Colon to Rectum
Gut. 2025;74(12):1977-1988
Crohn’s disease and ulcerative colitis exhibit prediagnostic antibody signatures with shared and divergent changes towards disease onset
Background: The development of IBD is known to involve early immunological alterations, but the authors’ understanding of the changes in antibody epitope repertoires moving from the prediagnostic phase towards disease onset remains incomplete.
Objective: In this study, the authors comprehensively characterised systemic antibody responses in patients with IBD before and after disease onset, aiming to identify prediagnostic disease biomarkers.
Design: Within Lifelines, a population-based cohort study collecting and storing longitudinal samples from 167,000 individuals over ~15 years, they identified 178 individuals with blood samples taken both before and after IBD-onset.

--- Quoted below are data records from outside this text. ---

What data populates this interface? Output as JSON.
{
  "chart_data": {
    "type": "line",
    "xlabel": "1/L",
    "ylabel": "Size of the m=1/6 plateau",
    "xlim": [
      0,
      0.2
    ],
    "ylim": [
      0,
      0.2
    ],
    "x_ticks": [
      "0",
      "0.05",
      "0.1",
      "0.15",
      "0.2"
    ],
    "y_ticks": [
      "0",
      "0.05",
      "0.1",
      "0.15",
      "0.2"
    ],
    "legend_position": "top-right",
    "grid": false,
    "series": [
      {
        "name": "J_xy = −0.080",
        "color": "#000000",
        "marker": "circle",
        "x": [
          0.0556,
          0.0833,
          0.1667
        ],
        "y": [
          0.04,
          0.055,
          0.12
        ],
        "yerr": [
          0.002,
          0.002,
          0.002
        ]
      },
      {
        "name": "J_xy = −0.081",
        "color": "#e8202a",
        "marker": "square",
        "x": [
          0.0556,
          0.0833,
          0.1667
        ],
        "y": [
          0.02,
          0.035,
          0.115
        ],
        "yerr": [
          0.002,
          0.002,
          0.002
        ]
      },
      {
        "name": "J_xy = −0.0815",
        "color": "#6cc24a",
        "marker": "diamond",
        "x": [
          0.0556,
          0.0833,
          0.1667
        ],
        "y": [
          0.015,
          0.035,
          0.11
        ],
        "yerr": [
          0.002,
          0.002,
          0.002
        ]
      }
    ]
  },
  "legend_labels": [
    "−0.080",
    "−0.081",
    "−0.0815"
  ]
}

In these prediagnosis and postdiagnosis serum samples (median time span 3.9 years), they profiled antibody epitope repertoires against 344,000 rationally selected microbial, food and immune antigens using phage-display immunoprecipitation sequencing.

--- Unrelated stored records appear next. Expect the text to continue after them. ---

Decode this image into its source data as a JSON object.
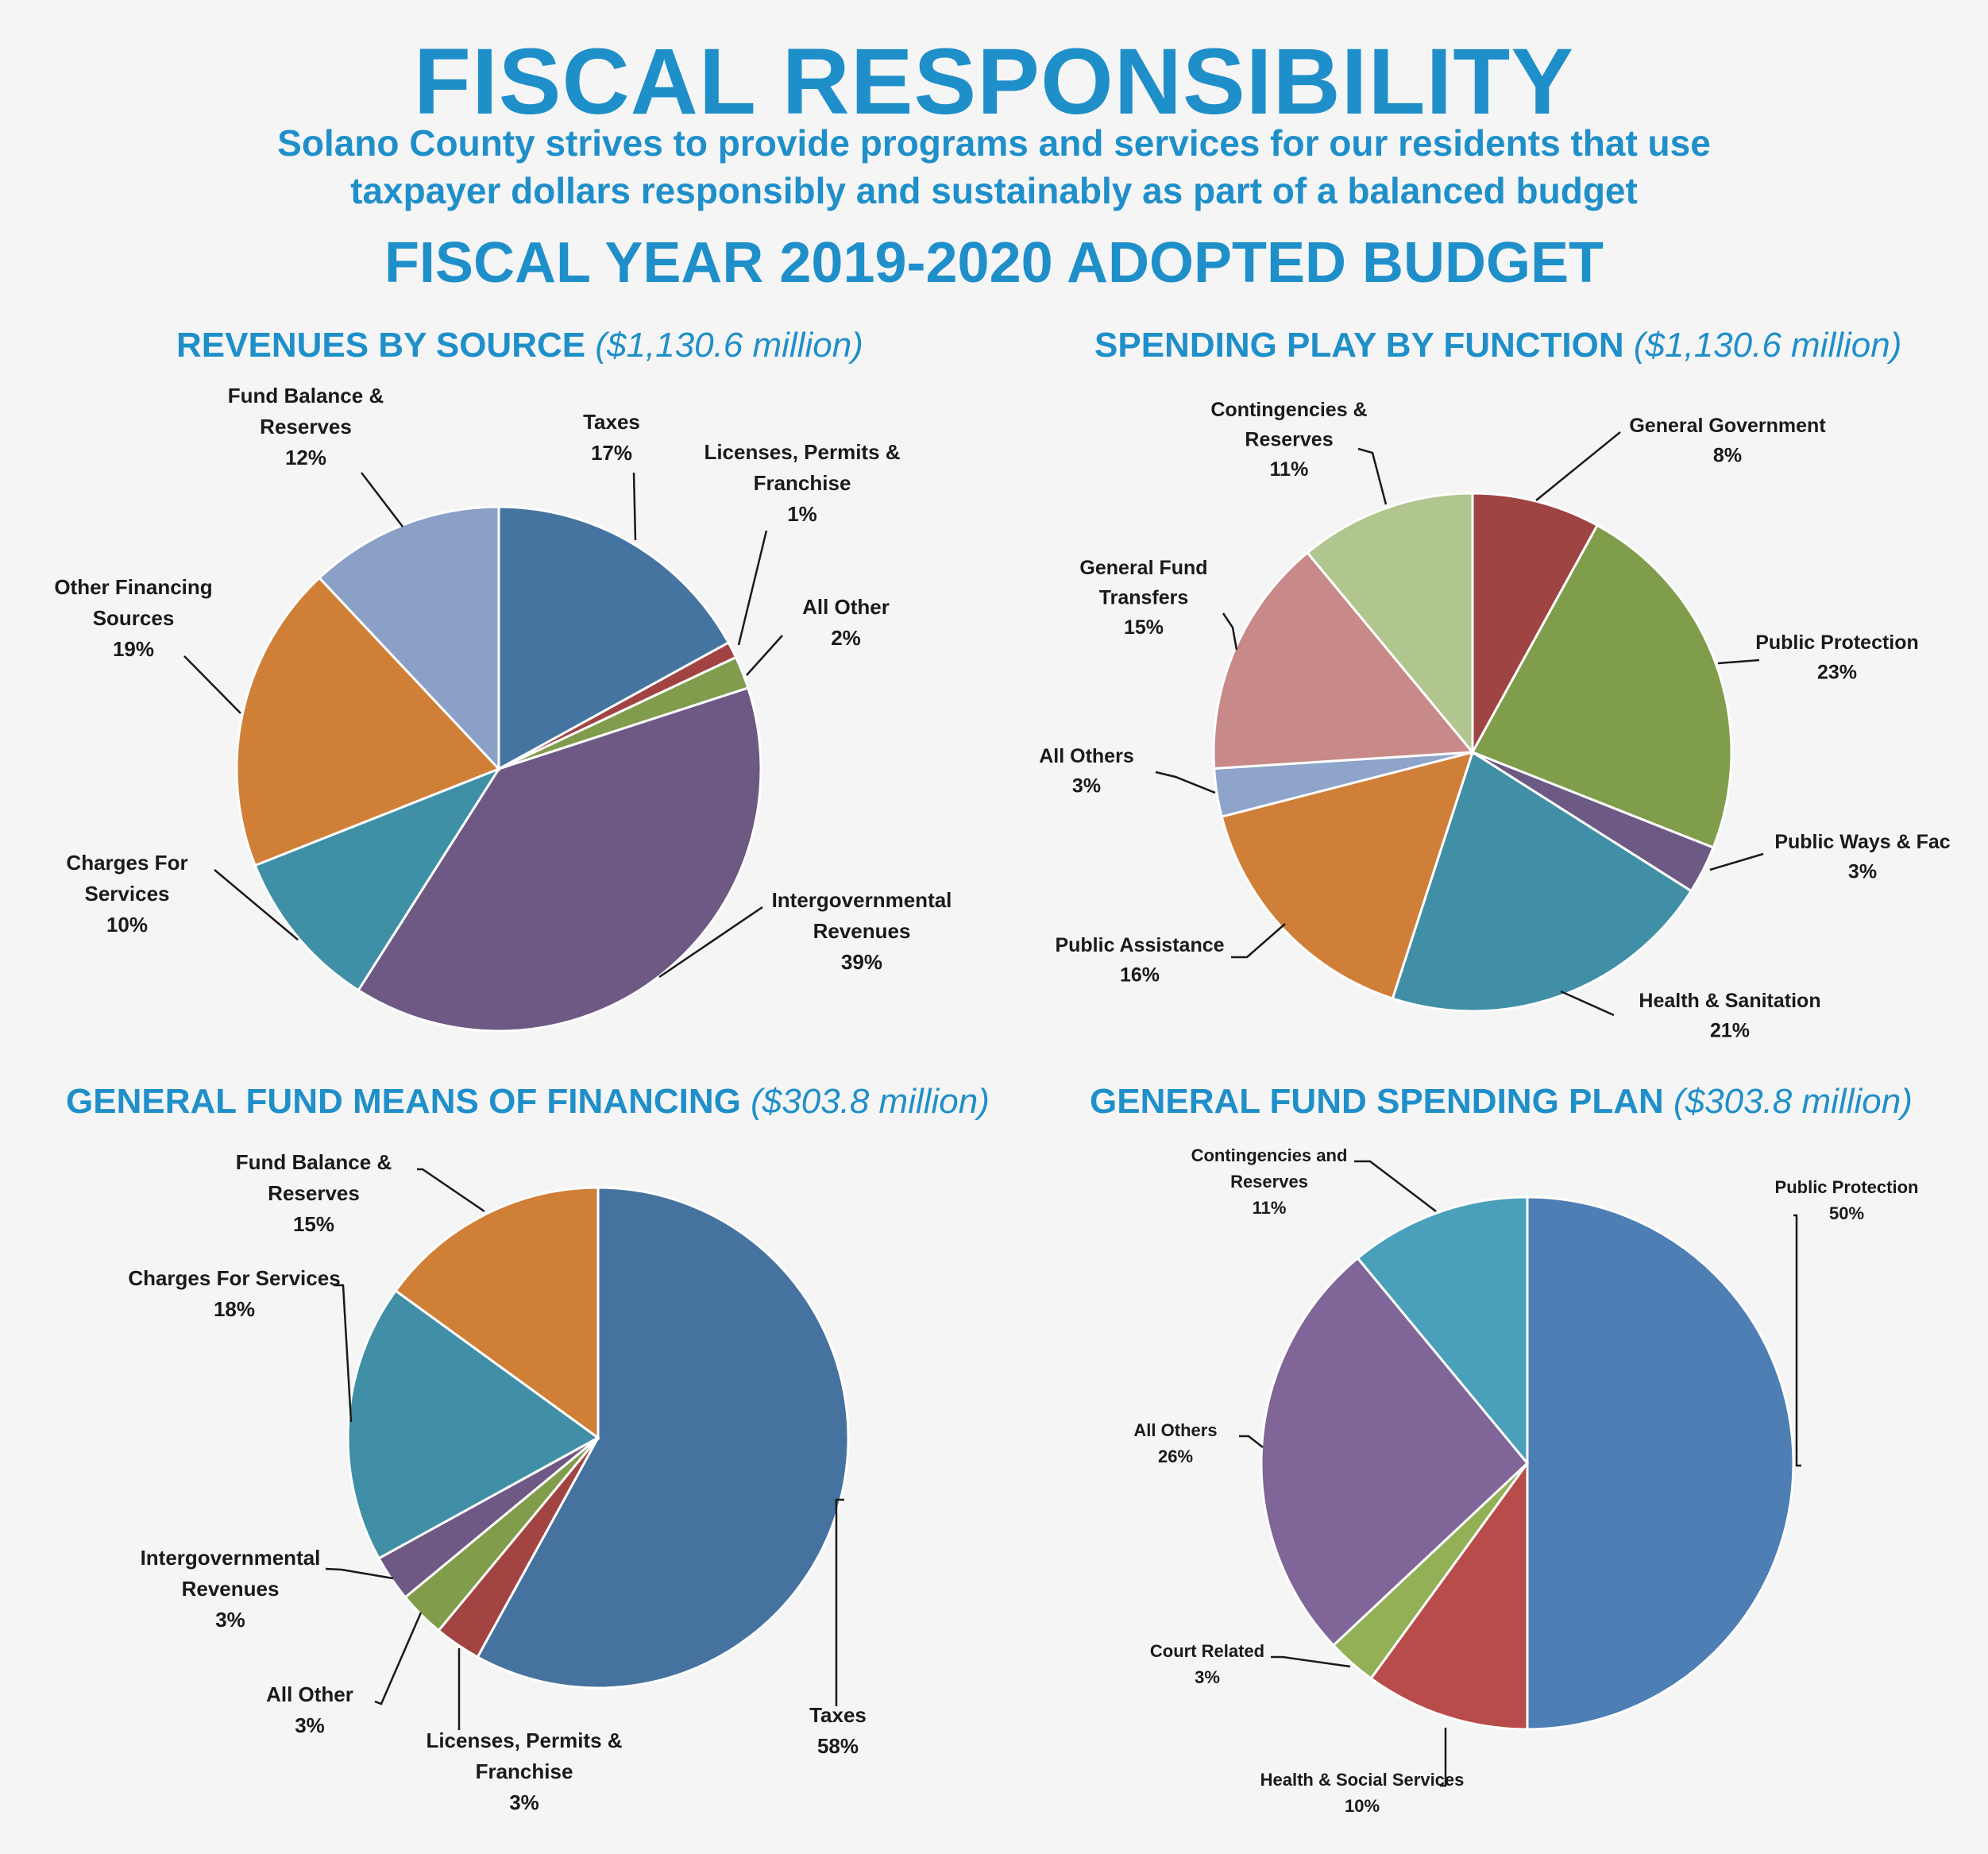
{
  "header": {
    "title": "FISCAL RESPONSIBILITY",
    "subtitle_line1": "Solano County strives to provide programs and services for our residents that use",
    "subtitle_line2": "taxpayer dollars responsibly and sustainably as part of a balanced budget",
    "fiscal_year": "FISCAL YEAR 2019-2020 ADOPTED BUDGET"
  },
  "chart_data": [
    {
      "type": "pie",
      "title": "REVENUES BY SOURCE",
      "subtitle": "($1,130.6 million)",
      "slices": [
        {
          "label": [
            "Taxes"
          ],
          "pct": "17%",
          "value": 17,
          "color": "#4674a0"
        },
        {
          "label": [
            "Licenses, Permits &",
            "Franchise"
          ],
          "pct": "1%",
          "value": 1,
          "color": "#a04342"
        },
        {
          "label": [
            "All Other"
          ],
          "pct": "2%",
          "value": 2,
          "color": "#809c4c"
        },
        {
          "label": [
            "Intergovernmental",
            "Revenues"
          ],
          "pct": "39%",
          "value": 39,
          "color": "#6e5984"
        },
        {
          "label": [
            "Charges For",
            "Services"
          ],
          "pct": "10%",
          "value": 10,
          "color": "#3f90a6"
        },
        {
          "label": [
            "Other Financing",
            "Sources"
          ],
          "pct": "19%",
          "value": 19,
          "color": "#d07f37"
        },
        {
          "label": [
            "Fund Balance &",
            "Reserves"
          ],
          "pct": "12%",
          "value": 12,
          "color": "#8ba0c6"
        }
      ]
    },
    {
      "type": "pie",
      "title": "SPENDING PLAY BY FUNCTION",
      "subtitle": "($1,130.6 million)",
      "slices": [
        {
          "label": [
            "General Government"
          ],
          "pct": "8%",
          "value": 8,
          "color": "#9e4443"
        },
        {
          "label": [
            "Public Protection"
          ],
          "pct": "23%",
          "value": 23,
          "color": "#809d4c"
        },
        {
          "label": [
            "Public Ways & Fac"
          ],
          "pct": "3%",
          "value": 3,
          "color": "#6c5a85"
        },
        {
          "label": [
            "Health & Sanitation"
          ],
          "pct": "21%",
          "value": 21,
          "color": "#418fa6"
        },
        {
          "label": [
            "Public Assistance"
          ],
          "pct": "16%",
          "value": 16,
          "color": "#d07f38"
        },
        {
          "label": [
            "All Others"
          ],
          "pct": "3%",
          "value": 3,
          "color": "#8ea4ca"
        },
        {
          "label": [
            "General Fund",
            "Transfers"
          ],
          "pct": "15%",
          "value": 15,
          "color": "#c78a88"
        },
        {
          "label": [
            "Contingencies &",
            "Reserves"
          ],
          "pct": "11%",
          "value": 11,
          "color": "#b1c58e"
        }
      ]
    },
    {
      "type": "pie",
      "title": "GENERAL FUND MEANS OF FINANCING",
      "subtitle": "($303.8 million)",
      "slices": [
        {
          "label": [
            "Taxes"
          ],
          "pct": "58%",
          "value": 58,
          "color": "#46729f"
        },
        {
          "label": [
            "Licenses, Permits &",
            "Franchise"
          ],
          "pct": "3%",
          "value": 3,
          "color": "#a24442"
        },
        {
          "label": [
            "All Other"
          ],
          "pct": "3%",
          "value": 3,
          "color": "#819d4b"
        },
        {
          "label": [
            "Intergovernmental",
            "Revenues"
          ],
          "pct": "3%",
          "value": 3,
          "color": "#6e5985"
        },
        {
          "label": [
            "Charges For Services"
          ],
          "pct": "18%",
          "value": 18,
          "color": "#418fa6"
        },
        {
          "label": [
            "Fund Balance &",
            "Reserves"
          ],
          "pct": "15%",
          "value": 15,
          "color": "#d07f37"
        }
      ]
    },
    {
      "type": "pie",
      "title": "GENERAL FUND SPENDING PLAN",
      "subtitle": "($303.8 million)",
      "slices": [
        {
          "label": [
            "Public Protection"
          ],
          "pct": "50%",
          "value": 50,
          "color": "#4d7eb4"
        },
        {
          "label": [
            "Health & Social Services"
          ],
          "pct": "10%",
          "value": 10,
          "color": "#b84c4a"
        },
        {
          "label": [
            "Court Related"
          ],
          "pct": "3%",
          "value": 3,
          "color": "#93b057"
        },
        {
          "label": [
            "All Others"
          ],
          "pct": "26%",
          "value": 26,
          "color": "#7f6598"
        },
        {
          "label": [
            "Contingencies and",
            "Reserves"
          ],
          "pct": "11%",
          "value": 11,
          "color": "#4aa0bb"
        }
      ]
    }
  ]
}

Results: Postdiagnosis, the authors observe reduced antibody frequencies against herpesviruses, particularly for Epstein-Barr virus and varicella zoster virus, and elevated antibody frequencies against specific enteroviruses, including adenovirus C and enterovirus types B and C. Even before diagnosis, individuals who ultimately developed Crohn’s disease (CD) displayed elevated antibody reactivity against flagellins of both commensal and pathogenic bacteria. This CD-specific profile became even more pronounced postdiagnosis, suggesting the formation of IBD-specific antibody responses years before disease onset.
Conclusion: This study is the first comprehensive high-resolution analysis of the exact antigenic nature of systemic antibody responses during the transition from prediagnostic to established IBD. The antibody signatures the authors found may represent a route to developing biomarkers that identify individuals at high risk of developing disease.